0
0
MlopsHow-ToBeginner · 4 min read

How to Evaluate Clustering Results in Python with sklearn

To evaluate clustering results in Python, use sklearn.metrics functions like silhouette_score for measuring cluster cohesion and separation, or adjusted_rand_score if true labels are known. These metrics help quantify how well your clustering algorithm grouped the data.
📐

Syntax

Common functions to evaluate clustering results in sklearn.metrics include:

  • silhouette_score(X, labels): Measures how similar an object is to its own cluster compared to other clusters. Higher is better.
  • adjusted_rand_score(true_labels, predicted_labels): Compares clustering labels to true labels, adjusted for chance. 1 means perfect match.
  • calinski_harabasz_score(X, labels): Ratio of between-cluster dispersion to within-cluster dispersion. Higher is better.
  • davies_bouldin_score(X, labels): Average similarity between clusters, lower values indicate better clustering.
python
from sklearn.metrics import silhouette_score, adjusted_rand_score, calinski_harabasz_score, davies_bouldin_score

# X: data features
# labels: cluster labels assigned by algorithm
# true_labels: actual labels if available

sil_score = silhouette_score(X, labels)
ari_score = adjusted_rand_score(true_labels, labels)
ch_score = calinski_harabasz_score(X, labels)
db_score = davies_bouldin_score(X, labels)
💻

Example

This example shows how to cluster data with KMeans and evaluate the results using silhouette score and adjusted rand index.

python
from sklearn.datasets import make_blobs
from sklearn.cluster import KMeans
from sklearn.metrics import silhouette_score, adjusted_rand_score

# Create sample data with 3 clusters
X, true_labels = make_blobs(n_samples=300, centers=3, cluster_std=0.60, random_state=0)

# Fit KMeans clustering
kmeans = KMeans(n_clusters=3, random_state=0)
predicted_labels = kmeans.fit_predict(X)

# Evaluate clustering
sil_score = silhouette_score(X, predicted_labels)
ari_score = adjusted_rand_score(true_labels, predicted_labels)
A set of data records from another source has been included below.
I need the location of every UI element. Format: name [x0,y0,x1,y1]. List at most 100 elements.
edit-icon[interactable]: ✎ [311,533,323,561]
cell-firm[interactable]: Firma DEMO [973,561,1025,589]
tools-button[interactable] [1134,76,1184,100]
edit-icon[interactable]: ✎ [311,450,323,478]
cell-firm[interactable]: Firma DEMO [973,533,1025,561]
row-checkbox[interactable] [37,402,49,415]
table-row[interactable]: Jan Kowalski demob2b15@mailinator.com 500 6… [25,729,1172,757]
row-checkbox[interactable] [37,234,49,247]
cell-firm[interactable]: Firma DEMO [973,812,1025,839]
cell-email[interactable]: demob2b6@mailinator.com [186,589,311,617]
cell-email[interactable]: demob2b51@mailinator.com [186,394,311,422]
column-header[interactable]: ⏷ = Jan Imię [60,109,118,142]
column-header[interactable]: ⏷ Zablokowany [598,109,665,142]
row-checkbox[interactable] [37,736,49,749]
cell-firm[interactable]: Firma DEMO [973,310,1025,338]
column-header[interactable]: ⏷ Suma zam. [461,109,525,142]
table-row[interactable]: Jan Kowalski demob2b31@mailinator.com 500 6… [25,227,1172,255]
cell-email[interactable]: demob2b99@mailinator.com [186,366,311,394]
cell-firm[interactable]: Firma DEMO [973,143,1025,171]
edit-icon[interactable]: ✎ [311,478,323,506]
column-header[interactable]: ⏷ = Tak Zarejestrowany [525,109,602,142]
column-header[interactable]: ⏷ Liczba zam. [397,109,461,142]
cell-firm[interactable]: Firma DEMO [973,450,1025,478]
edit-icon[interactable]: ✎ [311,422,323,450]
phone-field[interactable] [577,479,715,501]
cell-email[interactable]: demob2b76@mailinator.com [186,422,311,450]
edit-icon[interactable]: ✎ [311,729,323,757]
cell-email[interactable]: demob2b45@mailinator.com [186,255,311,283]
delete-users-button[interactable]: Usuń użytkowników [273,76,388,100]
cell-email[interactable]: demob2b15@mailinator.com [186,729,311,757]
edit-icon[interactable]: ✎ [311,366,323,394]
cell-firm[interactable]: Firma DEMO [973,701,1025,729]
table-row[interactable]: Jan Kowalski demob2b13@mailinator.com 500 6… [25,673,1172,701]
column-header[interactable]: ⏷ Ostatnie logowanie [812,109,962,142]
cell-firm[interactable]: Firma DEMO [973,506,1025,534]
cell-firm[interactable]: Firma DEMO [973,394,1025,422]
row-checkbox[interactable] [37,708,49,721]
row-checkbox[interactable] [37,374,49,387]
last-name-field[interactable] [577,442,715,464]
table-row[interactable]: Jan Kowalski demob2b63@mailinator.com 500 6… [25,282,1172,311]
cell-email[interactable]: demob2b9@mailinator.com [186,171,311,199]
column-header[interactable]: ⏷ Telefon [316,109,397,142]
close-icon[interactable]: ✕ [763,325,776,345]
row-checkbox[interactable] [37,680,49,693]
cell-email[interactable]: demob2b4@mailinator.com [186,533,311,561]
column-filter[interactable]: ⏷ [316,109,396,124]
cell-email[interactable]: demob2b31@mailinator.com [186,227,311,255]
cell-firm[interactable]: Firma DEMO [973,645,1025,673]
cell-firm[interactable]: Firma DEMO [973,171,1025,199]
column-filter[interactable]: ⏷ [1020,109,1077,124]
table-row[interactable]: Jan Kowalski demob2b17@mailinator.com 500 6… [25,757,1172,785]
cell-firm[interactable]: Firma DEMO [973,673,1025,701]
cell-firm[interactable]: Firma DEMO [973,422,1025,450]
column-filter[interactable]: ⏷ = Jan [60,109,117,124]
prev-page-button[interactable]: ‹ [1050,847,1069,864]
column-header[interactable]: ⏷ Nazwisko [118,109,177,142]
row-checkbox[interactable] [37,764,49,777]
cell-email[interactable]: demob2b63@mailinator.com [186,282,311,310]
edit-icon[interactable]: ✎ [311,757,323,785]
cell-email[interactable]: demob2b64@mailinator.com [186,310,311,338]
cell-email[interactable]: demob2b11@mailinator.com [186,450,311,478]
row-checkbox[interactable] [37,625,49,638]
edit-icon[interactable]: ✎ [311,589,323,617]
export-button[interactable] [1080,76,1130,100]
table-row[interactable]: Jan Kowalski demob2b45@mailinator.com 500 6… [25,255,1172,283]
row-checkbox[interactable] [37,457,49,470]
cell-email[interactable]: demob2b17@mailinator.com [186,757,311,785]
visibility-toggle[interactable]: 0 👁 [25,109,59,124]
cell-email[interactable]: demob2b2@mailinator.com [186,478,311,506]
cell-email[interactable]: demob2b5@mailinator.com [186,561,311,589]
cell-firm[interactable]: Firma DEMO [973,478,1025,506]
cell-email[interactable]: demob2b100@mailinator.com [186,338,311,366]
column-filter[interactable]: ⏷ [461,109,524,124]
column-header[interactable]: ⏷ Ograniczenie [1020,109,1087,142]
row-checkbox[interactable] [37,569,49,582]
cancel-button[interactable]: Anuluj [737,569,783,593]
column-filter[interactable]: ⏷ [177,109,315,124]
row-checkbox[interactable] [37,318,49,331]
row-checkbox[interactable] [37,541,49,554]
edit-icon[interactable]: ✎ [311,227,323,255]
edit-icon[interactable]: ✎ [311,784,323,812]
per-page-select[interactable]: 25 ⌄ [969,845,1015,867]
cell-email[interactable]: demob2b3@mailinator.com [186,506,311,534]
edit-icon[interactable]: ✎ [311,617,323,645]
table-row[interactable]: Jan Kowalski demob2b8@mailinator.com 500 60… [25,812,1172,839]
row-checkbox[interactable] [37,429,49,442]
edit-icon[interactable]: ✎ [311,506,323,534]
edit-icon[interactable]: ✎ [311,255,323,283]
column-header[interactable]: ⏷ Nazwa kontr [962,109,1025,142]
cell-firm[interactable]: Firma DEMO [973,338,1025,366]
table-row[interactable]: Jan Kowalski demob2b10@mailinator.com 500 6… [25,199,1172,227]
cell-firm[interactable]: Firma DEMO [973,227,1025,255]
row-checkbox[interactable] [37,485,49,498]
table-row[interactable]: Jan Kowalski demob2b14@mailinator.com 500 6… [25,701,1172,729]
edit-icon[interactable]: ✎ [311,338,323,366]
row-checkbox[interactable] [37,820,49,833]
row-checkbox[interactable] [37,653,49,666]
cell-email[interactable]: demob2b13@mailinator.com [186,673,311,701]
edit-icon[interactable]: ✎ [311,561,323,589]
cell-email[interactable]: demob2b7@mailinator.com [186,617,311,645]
print(f"Silhouette Score: {sil_score:.3f}")
print(f"Adjusted Rand Index: {ari_score:.3f}")
Output
Silhouette Score: 0.59 Adjusted Rand Index: 0.90
⚠️

Common Pitfalls

Common mistakes when evaluating clustering results include:

  • Using adjusted_rand_score without true labels, which makes it invalid.
  • Interpreting silhouette score without considering the number of clusters; very high or low cluster counts can distort the score.
  • Ignoring that some metrics like davies_bouldin_score require labels from clustering algorithms, not ground truth.
  • Not scaling or preprocessing data before clustering, which can affect metric results.
python
from sklearn.metrics import adjusted_rand_score

# Wrong: Using ARI without true labels
predicted_labels = [0, 0, 1, 1]
# true_labels missing or unknown
# ari_score = adjusted_rand_score(None, predicted_labels)  # This will error

# Right: Use silhouette score when true labels are unknown
from sklearn.metrics import silhouette_score
X = [[1, 2], [1, 4], [1, 0], [10, 2], [10, 4], [10, 0]]
labels = [0, 0, 0, 1, 1, 1]
sil_score = silhouette_score(X, labels)
print(f"Silhouette Score: {sil_score:.3f}")
Output
Silhouette Score: 0.70
📊

Quick Reference

Summary of key clustering evaluation metrics:

MetricPurposeRangeHigher is Better?
silhouette_scoreMeasures cluster cohesion and separation-1 to 1Yes
adjusted_rand_scoreCompares clustering to true labels-1 to 1Yes
calinski_harabasz_scoreRatio of between/within cluster dispersion0 to ∞Yes
davies_bouldin_scoreAverage similarity between clusters0 to ∞No (lower better)

Key Takeaways

Use silhouette score to evaluate clustering quality without true labels.
Use adjusted rand index only if true labels are available for comparison.
Higher silhouette and Calinski-Harabasz scores indicate better clustering.
Lower Davies-Bouldin score means clusters are more distinct.
Always preprocess data and choose metrics suited to your clustering context.